[Terr_]

That naming is a little confusing, because if you say "blood group "A" or "B", that indicates the presence of A and B antigen structures, however "blood group H" means a lack of H. (Since almost everybody has H, it was discovered much later.)

Since H is also a building-block needed for A and B to show up, it makes for fun medical-mystery plots, where a child's blood-type seems to be O and doesn't match their parents, but in reality they did get parental A/B/AB genes that just aren't able to express because each parent contributed a nonfunctional H-allele.

https://www.ncbi.nlm.nih.gov/books/NBK2268/

[Terr_]

P.S. IANAPhlebotomist, but if I could wave a wand to change the nomenclature, I'd make it stop relying on an implicit "nothing" state that keeps changing under us as we discover new features that are either usually-present or usually-absent.

Instead patients would have a "blood code" that indicates the tested presence or absence of phenotype cellular features, and any feature not listed would be considered "not yet known, do a test if it might be important."

For example, today's AB- would become +HAB-R for "has H,A,B lacks Rhesus factor." Similarly, O+ would become +HR-AB, and the super rare mutation we were just talking about would be either +R-HAB or -HABR.

Then when we eventually discover a yet-another factor X... Well, yes, your code wouldn't be constant throughout your life, because after an X-test it would gain either a +X or -X... However the upshot is that it eliminates weird implicit guessing games, and medical professionals will "know what they don't know".

[thaumasiotes]

> For example, today's AB- would become +HAB-R for "has H,A,B lacks Rhesus factor."

That's already the way A, B, and Rhesus factor work. The abbreviation for Rhesus factor is "+", but the formal terminology is "Rh+". I would have expected "H-" by analogy.

[Terr_]

> That's already the way A, B, and Rhesus factor work.

No, it isn't: The current ABO system is incapable of expressing "null" data (e.g. "we don't know if B antigens are present or not") and relies on implicit "no marking means false" assumption, which becomes a problem if a new/newly-important antigen feature is discovered, or if a new variation of an existing antigen is found.

For example, suppose we discover a new type Z, which is a membrane-sugar just like A and B, and logically ought to be encoded the same way. It exists in a 50/50 ratio in every existing blood-group, and it finally explains some rare but fatal transfusion problems.

Now some unconscious patient arrives at the emergency room with a wristband saying "AB+". Does that string mean they were tested for Z already, and it was absent, or does it mean there no data about whether Z is present or not? Nobody knows! Worse, if you do a test and discover no Z, then you write the same thing and have the same problem later, all because of the mistake of encoding "false" as an empty string.
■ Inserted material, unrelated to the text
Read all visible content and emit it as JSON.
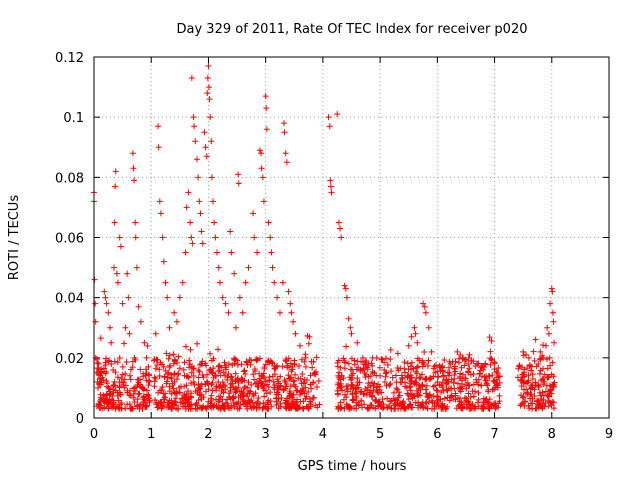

Now you might say "Forget the ABO crap, require Z+ or Z- to appear as a separate item", I'll say: "I totally agree, but let's remove the ABO crap and encode all the antigens the same way to make it logically consistent and clear."

> I would have expected "H-" by analogy.

If you're thinking of another section like "A Rh+ H-", then that's close to what I'm proposing, except that it hasn't fixed the historical ambiguities of O/A/AB.

If you fix it to make things explicit and consistent, it becomes "A+ B- Rh+ H- ", and if you shorten Rh to R and group similar things together... that leads to codes like +R-HAB or -ABH+R, which are (ordering aside) what I just proposed.

[Sn0wCoder]

I have never heard of the H-allele. Not sure if @Buttons840 has seen this but “It became a family joke because me and my siblings are all O blood type. If my dad really did have AB blood then we are not his children. The hospital later confirmed it was a mistake.”

Thank you for the information as I always love learning more from the comments than the articles.